En el plano económico, las reservas petroleras están llegando a su fin y la derrota en Yemen impide a los sauditas la explotación de lo que se ha dado en llamar la “Cuarta Parte Vacía”, o sea la región que abarca parte de los dos países. Cierto es que la caída de los precios del petróleo ha permitido a Arabia Saudita eliminar a varios de sus competidores, pero también ha agotado el tesoro del reino, que ahora se ve obligado a buscar préstamos en los mercados internacionales.
Arabia Saudita nunca ha sido tan poderosa y a la vez tan frágil. La represión política alcanzó su apogeo con la decapitación del jefe de la oposición, el jeque Al-Nimr. La rebelión va más allá de la minoría chiíta y se extiende también a las provincias sunitas del oeste.
En el plano internacional, la coalición árabe es ciertamente impresionante, pero hace agua por todas partes desde que Egipto se retiró de ella. El público acercamiento de Arabia Saudita a Israel en contra de Irán escandaliza al mundo árabe y musulmán. Más que ser una alianza más, el acercamiento entre Riad y Tel Aviv demuestra el pánico que embarga a la familia real, hoy objeto del odio de todos.
Visto desde Washington, ha llegado el momento de escoger a los elementos que sería conveniente salvar en Arabia Saudita y deshacerse de los demás. La simple lógica indicaría un regreso la anterior repartición del poder entre el clan de los Sudairis –pero sin el príncipe Mohamed ben Salman, quien ya demostró su incapacidad– y los Chammar –la tribu del difunto rey Abdallah.
Tanto para Washington como para los súbditos sauditas, lo mejor sería que falleciera el rey Salman. Su hijo Mohamed se vería entonces apartado del poder, que iría a manos del otro príncipe Mohamed (el hijo de Nayef), mientras que el príncipe Mutaib se mantendría en el puesto que actualmente ocupa, a la cabeza de la Guardia Nacional.
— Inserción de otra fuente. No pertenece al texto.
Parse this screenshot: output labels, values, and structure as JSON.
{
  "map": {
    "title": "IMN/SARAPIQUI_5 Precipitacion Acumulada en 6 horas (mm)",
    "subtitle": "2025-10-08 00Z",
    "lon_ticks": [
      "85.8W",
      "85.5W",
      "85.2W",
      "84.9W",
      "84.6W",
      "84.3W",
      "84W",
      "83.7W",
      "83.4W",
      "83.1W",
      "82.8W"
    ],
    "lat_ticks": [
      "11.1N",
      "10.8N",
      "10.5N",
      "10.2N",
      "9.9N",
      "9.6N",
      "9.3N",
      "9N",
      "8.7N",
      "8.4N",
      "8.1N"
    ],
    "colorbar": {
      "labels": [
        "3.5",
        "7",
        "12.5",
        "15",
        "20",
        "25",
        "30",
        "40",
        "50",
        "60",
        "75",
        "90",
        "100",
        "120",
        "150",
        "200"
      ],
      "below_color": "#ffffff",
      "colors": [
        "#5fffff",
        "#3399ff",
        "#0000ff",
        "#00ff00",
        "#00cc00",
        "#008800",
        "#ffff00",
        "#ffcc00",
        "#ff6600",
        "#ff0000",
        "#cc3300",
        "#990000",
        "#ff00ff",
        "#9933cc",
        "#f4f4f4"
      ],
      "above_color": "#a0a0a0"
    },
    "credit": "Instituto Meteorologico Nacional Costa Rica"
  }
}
En Arabia Saudita, al igual que en Turquía y en otros países aliados de Estados Unidos, la CIA trata de mantener las cosas como están. Y para ello se limita a organizar por debajo de la mesa intentos de cambios de dirigentes, pero sin tocar las estructuras. El carácter puramente cosmético de esas modificaciones facilita que su trabajo se mantenga en la sombra.
Rusia logró establecer una conexión entre los campos de batalla de Siria y Yemen. Su despliegue militar en el Levante es público desde hace 1 año, pero también está presente desde hace 3 meses –de manera no oficial– en Yemen, donde participa activamente en los combates.
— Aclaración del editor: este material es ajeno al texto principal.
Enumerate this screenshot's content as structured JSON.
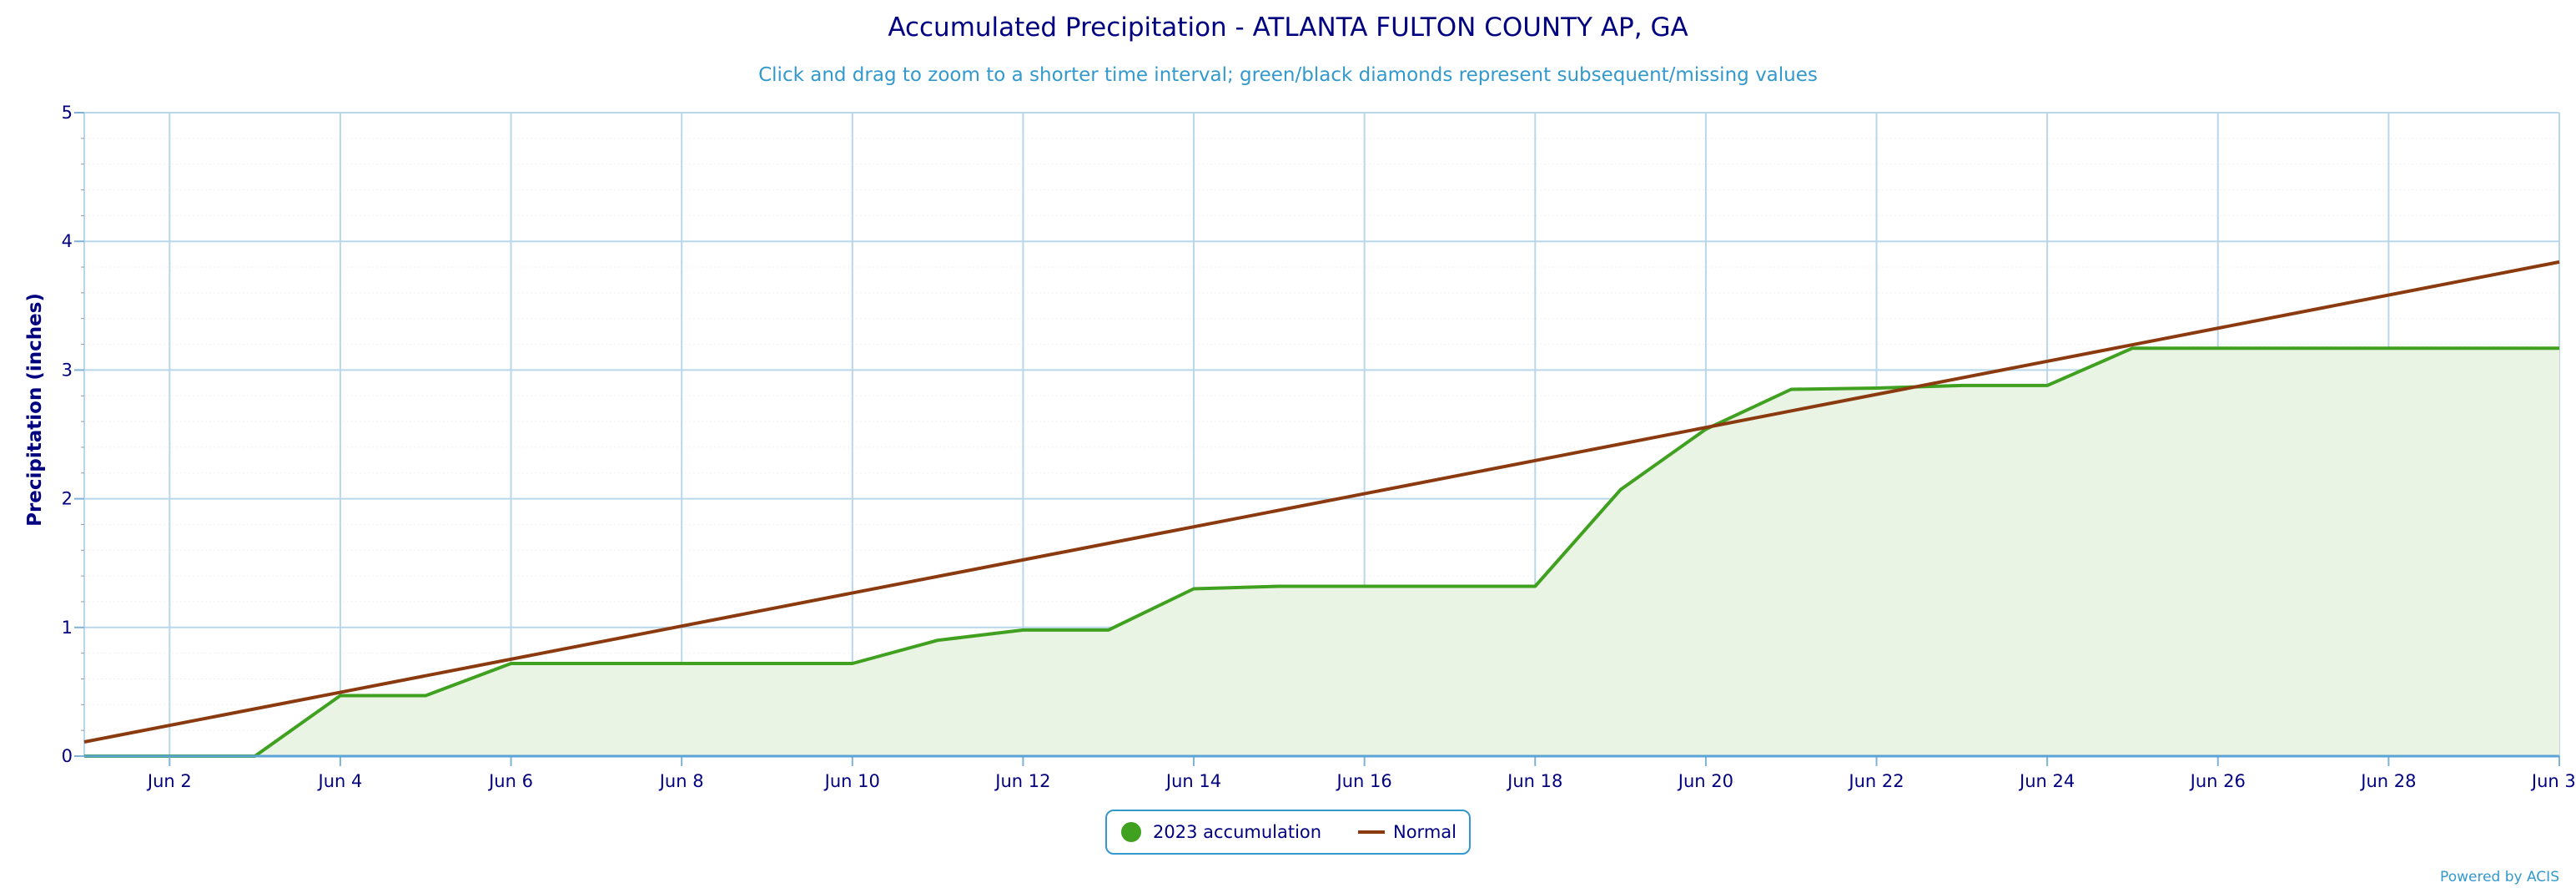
{
  "chart_data": {
    "type": "area",
    "title": "Accumulated Precipitation - ATLANTA FULTON COUNTY AP, GA",
    "subtitle": "Click and drag to zoom to a shorter time interval; green/black diamonds represent subsequent/missing values",
    "xlabel": "",
    "ylabel": "Precipitation (inches)",
    "ylim": [
      0,
      5
    ],
    "yticks": [
      "0",
      "1",
      "2",
      "3",
      "4",
      "5"
    ],
    "xlim": [
      1,
      30
    ],
    "xtick_days": [
      2,
      4,
      6,
      8,
      10,
      12,
      14,
      16,
      18,
      20,
      22,
      24,
      26,
      28,
      30
    ],
    "xticks": [
      "Jun 2",
      "Jun 4",
      "Jun 6",
      "Jun 8",
      "Jun 10",
      "Jun 12",
      "Jun 14",
      "Jun 16",
      "Jun 18",
      "Jun 20",
      "Jun 22",
      "Jun 24",
      "Jun 26",
      "Jun 28",
      "Jun 30"
    ],
    "grid": true,
    "legend_position": "bottom-center",
    "series": [
      {
        "name": "2023 accumulation",
        "color": "#40a020",
        "fill": "#eaf4e4",
        "x": [
          1,
          2,
          3,
          4,
          5,
          6,
          7,
          8,
          9,
          10,
          11,
          12,
          13,
          14,
          15,
          16,
          17,
          18,
          19,
          20,
          21,
          22,
          23,
          24,
          25,
          26,
          27,
          28,
          29,
          30
        ],
        "values": [
          0,
          0,
          0,
          0.47,
          0.47,
          0.72,
          0.72,
          0.72,
          0.72,
          0.72,
          0.9,
          0.98,
          0.98,
          1.3,
          1.32,
          1.32,
          1.32,
          1.32,
          2.07,
          2.54,
          2.85,
          2.86,
          2.88,
          2.88,
          3.17,
          3.17,
          3.17,
          3.17,
          3.17,
          3.17
        ]
      },
      {
        "name": "Normal",
        "color": "#8b3a0f",
        "x": [
          1,
          30
        ],
        "values": [
          0.11,
          3.84
        ]
      }
    ]
  },
  "credit": "Powered by ACIS"
}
Al negociar simultáneamente el alto al fuego en Alepo y otro alto al fuego en Yemen, Rusia obligó a Estados Unidos a vincular ambos teatros de operaciones. En esos dos países, las fuerzas rusas muestran su superioridad en materia de guerra convencional ante los aliados de Washington, evitando la confrontación directa con el Pentágono. Con esa finta, Moscú evita tener que implicarse en Irak, a pesar de sus antecedentes históricos en ese tercer país.
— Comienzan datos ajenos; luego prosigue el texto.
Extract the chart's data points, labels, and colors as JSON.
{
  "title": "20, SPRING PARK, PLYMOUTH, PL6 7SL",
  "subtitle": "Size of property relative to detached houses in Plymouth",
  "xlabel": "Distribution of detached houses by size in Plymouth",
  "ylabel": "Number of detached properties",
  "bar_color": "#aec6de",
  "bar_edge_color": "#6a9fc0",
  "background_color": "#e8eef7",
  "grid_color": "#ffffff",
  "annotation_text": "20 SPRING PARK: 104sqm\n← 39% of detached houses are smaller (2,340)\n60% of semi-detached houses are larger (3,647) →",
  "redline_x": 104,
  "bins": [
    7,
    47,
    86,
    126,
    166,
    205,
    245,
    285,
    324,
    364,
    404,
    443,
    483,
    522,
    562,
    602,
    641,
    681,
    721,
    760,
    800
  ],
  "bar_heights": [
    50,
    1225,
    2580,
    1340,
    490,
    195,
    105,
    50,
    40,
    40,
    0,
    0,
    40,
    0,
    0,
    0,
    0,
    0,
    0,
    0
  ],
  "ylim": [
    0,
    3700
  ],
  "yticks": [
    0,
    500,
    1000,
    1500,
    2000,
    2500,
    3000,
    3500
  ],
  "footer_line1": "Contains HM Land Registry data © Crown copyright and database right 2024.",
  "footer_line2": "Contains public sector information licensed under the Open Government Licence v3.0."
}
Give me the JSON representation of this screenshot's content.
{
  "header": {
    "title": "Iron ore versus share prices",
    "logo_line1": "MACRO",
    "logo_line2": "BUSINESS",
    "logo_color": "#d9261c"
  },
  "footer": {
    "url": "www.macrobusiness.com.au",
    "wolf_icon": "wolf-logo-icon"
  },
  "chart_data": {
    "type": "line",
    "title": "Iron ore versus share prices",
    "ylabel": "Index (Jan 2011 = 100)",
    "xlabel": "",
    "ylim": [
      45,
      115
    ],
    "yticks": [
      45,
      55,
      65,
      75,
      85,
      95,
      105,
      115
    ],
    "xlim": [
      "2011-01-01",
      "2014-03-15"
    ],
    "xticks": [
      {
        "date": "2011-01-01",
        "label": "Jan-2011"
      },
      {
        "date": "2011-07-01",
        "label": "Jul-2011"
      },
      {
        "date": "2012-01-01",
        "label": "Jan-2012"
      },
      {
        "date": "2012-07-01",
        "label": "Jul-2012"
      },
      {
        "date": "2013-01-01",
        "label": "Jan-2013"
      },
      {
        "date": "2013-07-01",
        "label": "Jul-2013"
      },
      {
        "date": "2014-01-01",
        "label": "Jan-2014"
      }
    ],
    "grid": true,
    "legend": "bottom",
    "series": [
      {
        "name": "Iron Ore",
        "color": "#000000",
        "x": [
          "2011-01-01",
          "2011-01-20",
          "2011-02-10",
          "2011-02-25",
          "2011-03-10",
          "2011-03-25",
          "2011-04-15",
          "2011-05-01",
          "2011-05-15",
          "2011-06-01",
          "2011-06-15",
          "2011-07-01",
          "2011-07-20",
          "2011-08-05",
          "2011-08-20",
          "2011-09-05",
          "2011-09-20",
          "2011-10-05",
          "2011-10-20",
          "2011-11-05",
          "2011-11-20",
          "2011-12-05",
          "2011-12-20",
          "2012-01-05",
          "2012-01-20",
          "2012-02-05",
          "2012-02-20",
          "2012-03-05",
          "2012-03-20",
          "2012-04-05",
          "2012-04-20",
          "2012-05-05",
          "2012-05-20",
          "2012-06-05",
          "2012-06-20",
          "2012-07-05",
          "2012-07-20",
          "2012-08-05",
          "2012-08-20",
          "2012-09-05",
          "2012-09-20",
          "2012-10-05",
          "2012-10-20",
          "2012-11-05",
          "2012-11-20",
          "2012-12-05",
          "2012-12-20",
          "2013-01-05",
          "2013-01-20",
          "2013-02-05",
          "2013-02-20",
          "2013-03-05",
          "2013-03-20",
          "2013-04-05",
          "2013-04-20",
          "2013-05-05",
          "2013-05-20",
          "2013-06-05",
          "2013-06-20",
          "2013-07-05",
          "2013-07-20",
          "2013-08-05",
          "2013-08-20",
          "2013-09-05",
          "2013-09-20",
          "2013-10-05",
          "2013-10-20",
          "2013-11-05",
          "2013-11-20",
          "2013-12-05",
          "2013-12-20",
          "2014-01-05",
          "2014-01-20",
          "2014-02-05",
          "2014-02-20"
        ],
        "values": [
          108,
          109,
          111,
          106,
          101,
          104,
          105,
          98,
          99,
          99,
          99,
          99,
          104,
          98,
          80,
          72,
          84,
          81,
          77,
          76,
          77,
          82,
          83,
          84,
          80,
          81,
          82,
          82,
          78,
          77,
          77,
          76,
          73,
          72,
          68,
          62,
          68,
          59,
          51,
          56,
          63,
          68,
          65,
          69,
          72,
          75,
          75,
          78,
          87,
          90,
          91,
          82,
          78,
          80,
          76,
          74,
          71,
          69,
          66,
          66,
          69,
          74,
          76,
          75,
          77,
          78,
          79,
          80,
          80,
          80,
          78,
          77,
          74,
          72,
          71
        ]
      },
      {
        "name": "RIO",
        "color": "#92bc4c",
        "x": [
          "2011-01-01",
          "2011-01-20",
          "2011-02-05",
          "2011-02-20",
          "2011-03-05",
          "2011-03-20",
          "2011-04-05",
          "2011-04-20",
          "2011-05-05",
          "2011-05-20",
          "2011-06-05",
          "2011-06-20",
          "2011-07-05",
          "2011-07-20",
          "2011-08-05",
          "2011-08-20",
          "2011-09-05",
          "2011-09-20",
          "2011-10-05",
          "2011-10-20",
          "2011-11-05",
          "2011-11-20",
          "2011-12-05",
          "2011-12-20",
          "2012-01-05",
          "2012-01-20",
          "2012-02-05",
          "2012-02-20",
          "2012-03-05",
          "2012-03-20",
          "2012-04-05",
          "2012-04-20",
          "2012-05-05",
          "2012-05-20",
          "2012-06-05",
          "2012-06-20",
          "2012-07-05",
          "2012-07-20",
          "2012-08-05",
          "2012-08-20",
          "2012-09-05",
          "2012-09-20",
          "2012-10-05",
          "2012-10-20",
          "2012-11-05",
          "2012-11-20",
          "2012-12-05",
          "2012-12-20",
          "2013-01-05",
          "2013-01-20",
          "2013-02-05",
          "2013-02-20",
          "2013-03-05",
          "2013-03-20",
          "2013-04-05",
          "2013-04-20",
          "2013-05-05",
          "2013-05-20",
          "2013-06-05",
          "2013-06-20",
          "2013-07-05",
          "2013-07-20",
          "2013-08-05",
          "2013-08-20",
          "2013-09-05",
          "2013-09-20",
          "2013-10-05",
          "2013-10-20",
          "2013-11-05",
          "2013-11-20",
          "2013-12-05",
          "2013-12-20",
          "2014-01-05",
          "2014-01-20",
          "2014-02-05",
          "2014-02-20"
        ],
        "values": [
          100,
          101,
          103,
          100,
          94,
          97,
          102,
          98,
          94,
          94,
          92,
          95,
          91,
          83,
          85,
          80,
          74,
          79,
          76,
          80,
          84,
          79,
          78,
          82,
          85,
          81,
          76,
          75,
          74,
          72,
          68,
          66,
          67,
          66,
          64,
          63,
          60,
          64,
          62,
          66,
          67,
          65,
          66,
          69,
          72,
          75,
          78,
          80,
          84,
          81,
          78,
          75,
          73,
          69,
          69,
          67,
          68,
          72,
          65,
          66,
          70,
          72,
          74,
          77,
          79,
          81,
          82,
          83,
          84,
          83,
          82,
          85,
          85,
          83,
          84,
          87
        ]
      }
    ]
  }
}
Sin embargo, la disputa entre los dos grandes se origina fundamentalmente en el corte de las dos rutas de la seda, primero en Siria y después en Ucrania. Lógicamente, Moscú trata por eso de vincular los dos asuntos en sus negociaciones con Washington. Esto resulta muy lógico, sobre todo teniendo en cuenta que la propia CIA ya creó un vínculo entre los dos campos de batalla a través de Turquía.
Al viajar a Berlín, el 19 de octubre, el presidente ruso Vladimir Putin y su ministro de Exteriores Serguei Lavrov tenían intenciones de convencer a Alemania y Francia, fuera de la presencia de Estados Unidos, de vincular estos temas. Así que extendieron la tregua en Siria a cambio del cese del bloqueo de los acuerdos de Minsk por parte de Ucrania, un trato que no dejará de irritar a Washington, que hará todo lo que esté en sus manos para sabotearlo.
Por supuesto, al final Berlín y Londres acabarán alineándose detrás de su amo de la OTAN. Pero, desde el punto de vista de Moscú más vale un conflicto congelado que una derrota (tanto en Ucrania como en Transnistria, por ejemplo).
Además, todo lo que afecte la unidad de la OTAN acerca el fin de la supremacía estadunidense.